- Alan Sell
How does the FAFSA affect Financial Aid?
Updated: Apr 22, 2022
With the average cost of attending college at $35,331 per year according to the Education Data Initiative, the question of how to fund college expenses is becoming critical for families across the U.S. The cost of college has more than doubled in the 21st century and continues to grow at roughly 6.8% per year. Understandably, this has students and parents searching for ways to maximize scholarships, financial aid, and other opportunities to reduce the cost of a higher education.
In the world of financial aid, the typical advice is always to start with the FAFSA form. But how does the FAFSA actually impact your financial aid determination? Colleges, State and Federal governments, and individual scholarships all use the FAFSA in different ways, but the bottom line for financial aid is that the information you input on the FAFSA is responsible for generating your Expected Family Contribution, which is then used in financial aid calculations.
What is the Expected Family Contribution?
Your Expected Family Contribution is the amount of financial resources the Federal Government expects you to be able to contribute toward college expenses. It's calculated by looking at the income and available assets of both the parent and the student attending college, as well as the number of students from the same family who will be in college that year. The formula used in calculating the Expected Family Contribution is established by law.
How is the Expected Family Contribution used?
Expected Family Contribution is used to find the amount of a student's Financial Need, which is based on the specific college in question. To determine Financial Need, first, the Cost of Attendance for a particular school is determined. Next, the school subtracts your Expected Family Contribution from the Cost of Attendance for the school. The result is the student's Financial Need. The amount of need-based financial aid a student can receive is limited by the amount of their Financial Need. A student can't receive more need-based Financial Aid than the amount of their Financial Need.
Cost of Attendance - Expected Family Contribution = Financial Need
What are the sources of Need-based Financial Aid?
When a student fills out the FAFSA form, he or she is automatically applying for funds from the federal government, his or her state of residence, and possibly his or her school.

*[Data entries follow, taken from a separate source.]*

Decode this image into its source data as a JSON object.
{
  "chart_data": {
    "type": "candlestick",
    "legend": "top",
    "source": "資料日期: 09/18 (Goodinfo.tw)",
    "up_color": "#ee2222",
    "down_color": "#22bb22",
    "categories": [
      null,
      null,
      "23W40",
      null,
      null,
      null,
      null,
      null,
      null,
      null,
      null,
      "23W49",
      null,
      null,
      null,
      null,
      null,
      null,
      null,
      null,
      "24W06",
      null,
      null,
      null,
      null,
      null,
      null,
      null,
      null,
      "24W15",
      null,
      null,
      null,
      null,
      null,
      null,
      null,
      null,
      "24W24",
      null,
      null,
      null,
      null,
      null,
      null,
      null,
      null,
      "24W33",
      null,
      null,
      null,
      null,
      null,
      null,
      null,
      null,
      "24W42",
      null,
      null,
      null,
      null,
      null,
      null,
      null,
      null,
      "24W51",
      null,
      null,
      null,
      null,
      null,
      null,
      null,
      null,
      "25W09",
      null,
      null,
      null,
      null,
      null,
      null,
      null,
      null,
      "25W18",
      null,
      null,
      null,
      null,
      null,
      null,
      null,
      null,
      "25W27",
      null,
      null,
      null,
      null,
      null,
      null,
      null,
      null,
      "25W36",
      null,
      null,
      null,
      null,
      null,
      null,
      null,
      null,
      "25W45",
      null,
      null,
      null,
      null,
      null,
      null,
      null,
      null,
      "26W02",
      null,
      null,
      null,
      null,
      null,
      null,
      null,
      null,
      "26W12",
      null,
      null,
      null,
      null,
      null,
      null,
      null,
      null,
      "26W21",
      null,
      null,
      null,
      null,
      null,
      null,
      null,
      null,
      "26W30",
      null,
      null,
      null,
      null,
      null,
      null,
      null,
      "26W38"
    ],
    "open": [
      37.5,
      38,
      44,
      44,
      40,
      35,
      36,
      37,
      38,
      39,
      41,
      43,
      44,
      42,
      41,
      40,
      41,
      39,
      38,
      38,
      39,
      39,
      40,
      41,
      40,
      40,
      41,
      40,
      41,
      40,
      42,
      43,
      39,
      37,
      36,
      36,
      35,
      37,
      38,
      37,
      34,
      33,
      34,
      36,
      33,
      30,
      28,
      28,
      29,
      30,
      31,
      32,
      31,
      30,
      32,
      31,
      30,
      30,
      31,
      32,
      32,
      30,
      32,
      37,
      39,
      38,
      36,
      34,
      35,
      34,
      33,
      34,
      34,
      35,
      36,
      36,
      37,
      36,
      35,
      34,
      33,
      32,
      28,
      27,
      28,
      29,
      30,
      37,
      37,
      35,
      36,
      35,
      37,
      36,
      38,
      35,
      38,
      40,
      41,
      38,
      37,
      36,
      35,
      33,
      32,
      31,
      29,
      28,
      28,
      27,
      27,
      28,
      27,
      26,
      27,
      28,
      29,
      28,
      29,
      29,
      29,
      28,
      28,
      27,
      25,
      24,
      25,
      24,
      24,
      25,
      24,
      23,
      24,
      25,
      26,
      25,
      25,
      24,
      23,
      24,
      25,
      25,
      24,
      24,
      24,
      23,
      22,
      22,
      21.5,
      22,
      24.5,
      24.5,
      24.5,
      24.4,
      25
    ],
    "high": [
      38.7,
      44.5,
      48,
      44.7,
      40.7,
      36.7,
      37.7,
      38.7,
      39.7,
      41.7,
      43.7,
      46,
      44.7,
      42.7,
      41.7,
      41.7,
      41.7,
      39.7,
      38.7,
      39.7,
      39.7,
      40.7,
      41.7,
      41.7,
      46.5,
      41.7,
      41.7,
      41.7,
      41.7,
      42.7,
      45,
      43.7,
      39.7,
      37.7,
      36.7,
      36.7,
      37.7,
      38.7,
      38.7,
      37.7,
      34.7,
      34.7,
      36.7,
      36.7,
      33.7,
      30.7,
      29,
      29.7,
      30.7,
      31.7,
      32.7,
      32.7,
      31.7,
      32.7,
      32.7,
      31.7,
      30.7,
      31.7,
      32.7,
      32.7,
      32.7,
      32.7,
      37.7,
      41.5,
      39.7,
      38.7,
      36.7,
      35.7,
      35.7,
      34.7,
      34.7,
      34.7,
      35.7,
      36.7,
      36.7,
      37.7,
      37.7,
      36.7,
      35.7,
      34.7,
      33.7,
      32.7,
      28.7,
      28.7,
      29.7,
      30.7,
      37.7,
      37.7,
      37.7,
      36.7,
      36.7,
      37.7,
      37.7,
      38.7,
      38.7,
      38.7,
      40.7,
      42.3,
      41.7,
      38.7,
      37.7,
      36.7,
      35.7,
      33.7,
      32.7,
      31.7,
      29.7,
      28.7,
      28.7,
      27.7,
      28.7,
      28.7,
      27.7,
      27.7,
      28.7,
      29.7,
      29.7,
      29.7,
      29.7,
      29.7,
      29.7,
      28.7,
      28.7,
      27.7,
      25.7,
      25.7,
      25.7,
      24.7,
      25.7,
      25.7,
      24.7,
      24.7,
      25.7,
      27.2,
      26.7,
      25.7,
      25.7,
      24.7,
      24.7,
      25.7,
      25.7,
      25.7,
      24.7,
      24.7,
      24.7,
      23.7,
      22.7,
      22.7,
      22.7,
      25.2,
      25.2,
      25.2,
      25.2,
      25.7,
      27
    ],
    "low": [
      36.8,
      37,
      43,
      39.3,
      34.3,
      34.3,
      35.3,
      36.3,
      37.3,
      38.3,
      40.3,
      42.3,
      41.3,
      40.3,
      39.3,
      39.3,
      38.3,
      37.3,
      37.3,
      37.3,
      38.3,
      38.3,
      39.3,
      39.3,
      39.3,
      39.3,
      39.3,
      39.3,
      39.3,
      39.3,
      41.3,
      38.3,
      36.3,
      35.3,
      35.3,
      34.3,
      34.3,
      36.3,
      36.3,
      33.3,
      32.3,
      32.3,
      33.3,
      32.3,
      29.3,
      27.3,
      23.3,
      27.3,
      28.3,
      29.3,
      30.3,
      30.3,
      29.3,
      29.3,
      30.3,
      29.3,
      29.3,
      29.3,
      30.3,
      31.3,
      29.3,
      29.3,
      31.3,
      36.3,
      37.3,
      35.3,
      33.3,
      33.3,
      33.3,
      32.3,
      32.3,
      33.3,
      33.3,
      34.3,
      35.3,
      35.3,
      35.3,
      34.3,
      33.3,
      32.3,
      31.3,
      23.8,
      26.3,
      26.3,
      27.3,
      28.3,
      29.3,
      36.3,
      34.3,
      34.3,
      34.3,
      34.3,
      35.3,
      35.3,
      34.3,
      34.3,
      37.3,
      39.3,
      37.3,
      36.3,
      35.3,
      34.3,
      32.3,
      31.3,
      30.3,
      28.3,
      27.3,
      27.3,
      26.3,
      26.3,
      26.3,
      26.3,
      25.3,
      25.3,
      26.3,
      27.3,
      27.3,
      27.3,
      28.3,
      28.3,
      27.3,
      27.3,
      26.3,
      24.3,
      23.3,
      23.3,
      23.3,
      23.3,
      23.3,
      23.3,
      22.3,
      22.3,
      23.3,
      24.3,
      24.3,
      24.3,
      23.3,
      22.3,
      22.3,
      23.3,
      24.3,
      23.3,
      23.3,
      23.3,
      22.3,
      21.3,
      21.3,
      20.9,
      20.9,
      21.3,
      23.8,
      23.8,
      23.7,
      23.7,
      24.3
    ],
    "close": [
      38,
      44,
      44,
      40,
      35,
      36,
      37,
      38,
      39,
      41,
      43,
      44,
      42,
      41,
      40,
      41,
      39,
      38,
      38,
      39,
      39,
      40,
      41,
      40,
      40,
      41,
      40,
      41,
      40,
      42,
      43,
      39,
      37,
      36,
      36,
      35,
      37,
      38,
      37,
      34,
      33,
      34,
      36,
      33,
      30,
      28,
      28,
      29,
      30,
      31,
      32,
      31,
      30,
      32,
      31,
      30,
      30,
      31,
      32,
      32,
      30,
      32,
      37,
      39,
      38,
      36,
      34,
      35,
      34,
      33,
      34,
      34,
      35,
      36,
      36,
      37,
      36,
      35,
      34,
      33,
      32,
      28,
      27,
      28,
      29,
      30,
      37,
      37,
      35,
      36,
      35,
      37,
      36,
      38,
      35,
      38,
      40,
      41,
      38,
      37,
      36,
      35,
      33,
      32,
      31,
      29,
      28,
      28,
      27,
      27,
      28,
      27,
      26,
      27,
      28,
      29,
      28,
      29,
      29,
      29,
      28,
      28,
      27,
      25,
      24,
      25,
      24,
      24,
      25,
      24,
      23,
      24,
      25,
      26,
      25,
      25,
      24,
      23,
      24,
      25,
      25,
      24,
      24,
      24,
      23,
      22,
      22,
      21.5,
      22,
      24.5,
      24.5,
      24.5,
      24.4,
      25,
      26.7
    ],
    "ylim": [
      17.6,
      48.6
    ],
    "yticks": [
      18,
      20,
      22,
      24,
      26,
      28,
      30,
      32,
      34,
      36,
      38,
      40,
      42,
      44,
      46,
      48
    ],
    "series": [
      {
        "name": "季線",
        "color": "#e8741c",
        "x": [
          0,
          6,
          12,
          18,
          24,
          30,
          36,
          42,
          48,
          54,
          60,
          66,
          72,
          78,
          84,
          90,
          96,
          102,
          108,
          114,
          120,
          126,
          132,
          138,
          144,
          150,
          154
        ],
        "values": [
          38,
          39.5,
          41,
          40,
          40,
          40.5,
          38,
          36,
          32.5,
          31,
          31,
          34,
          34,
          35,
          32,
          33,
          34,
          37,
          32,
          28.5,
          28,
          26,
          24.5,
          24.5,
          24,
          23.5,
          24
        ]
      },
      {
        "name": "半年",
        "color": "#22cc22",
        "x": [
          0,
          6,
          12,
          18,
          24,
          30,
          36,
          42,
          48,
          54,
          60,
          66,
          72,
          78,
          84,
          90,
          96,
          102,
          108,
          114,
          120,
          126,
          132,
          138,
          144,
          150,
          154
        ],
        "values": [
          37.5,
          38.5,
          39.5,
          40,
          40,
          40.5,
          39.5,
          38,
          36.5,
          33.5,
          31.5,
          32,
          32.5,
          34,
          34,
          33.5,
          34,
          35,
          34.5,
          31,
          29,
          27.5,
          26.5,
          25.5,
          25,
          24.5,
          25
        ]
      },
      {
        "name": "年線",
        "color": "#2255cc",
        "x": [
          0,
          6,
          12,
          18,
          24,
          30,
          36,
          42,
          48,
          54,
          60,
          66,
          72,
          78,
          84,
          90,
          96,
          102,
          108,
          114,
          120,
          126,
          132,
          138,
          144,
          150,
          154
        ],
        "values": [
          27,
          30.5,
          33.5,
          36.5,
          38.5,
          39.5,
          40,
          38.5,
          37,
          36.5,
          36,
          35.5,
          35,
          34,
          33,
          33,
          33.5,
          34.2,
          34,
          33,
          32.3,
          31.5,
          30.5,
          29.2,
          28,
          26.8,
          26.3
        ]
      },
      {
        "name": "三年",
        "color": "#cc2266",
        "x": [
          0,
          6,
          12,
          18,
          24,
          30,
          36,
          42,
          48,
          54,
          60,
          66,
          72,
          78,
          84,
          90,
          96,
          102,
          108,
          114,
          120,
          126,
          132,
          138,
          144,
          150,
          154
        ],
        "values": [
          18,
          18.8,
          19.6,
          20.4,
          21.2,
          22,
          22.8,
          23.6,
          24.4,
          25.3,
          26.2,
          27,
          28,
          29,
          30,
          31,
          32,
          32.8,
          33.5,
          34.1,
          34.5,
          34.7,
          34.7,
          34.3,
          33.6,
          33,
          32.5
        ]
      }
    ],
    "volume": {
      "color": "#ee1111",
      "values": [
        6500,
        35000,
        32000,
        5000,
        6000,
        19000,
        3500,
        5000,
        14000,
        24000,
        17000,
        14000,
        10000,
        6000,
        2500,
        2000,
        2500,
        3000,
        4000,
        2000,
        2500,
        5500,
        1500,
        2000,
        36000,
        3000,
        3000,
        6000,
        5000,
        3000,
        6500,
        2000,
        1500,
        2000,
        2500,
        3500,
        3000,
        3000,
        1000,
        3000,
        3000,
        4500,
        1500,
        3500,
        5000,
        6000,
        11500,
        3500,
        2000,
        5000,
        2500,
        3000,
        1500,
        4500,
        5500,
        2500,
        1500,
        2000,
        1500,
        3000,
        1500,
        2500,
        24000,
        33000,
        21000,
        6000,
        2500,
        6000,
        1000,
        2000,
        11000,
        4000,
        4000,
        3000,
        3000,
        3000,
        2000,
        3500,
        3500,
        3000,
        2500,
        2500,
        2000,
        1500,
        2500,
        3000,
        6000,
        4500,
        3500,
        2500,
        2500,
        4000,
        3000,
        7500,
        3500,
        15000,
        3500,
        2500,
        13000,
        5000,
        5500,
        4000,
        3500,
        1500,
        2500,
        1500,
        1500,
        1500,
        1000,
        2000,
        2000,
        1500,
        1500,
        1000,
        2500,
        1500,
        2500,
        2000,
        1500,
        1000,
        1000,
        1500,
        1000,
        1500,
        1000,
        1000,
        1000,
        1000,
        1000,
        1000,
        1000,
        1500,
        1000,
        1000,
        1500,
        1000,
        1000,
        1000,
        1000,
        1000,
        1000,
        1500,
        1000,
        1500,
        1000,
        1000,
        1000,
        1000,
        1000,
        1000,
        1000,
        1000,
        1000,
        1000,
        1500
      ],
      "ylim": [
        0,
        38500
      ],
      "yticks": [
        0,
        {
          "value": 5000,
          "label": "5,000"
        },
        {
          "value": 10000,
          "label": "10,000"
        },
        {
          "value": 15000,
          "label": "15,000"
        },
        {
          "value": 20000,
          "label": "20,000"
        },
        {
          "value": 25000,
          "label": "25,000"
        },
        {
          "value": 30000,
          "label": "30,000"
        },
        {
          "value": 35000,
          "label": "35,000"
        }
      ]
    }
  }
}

However, some outside organizations will also require the FAFSA for their scholarship and grant programs as well. The main sources of need-based aid are the federal government, a student's state government, the specific college the student plans to attend, and individual scholarships and grant programs. (Note: need-based financial aid isn't the only kind of financial aid out there. There are also non-need-based student aid programs, as well as merit-based aid programs and scholarships.)
The Federal Government has the following need-based aid programs:
Federal Pell Grant
Federal Supplemental Educational Opportunity Grant
Direct Subsidized Loans
State, college and other scholarship/grant programs vary widely, but are no less important in discovering sources of financial aid. While it's a bit more research to discover the specific opportunities related to these sources of funding, they can be significant sources of college funding.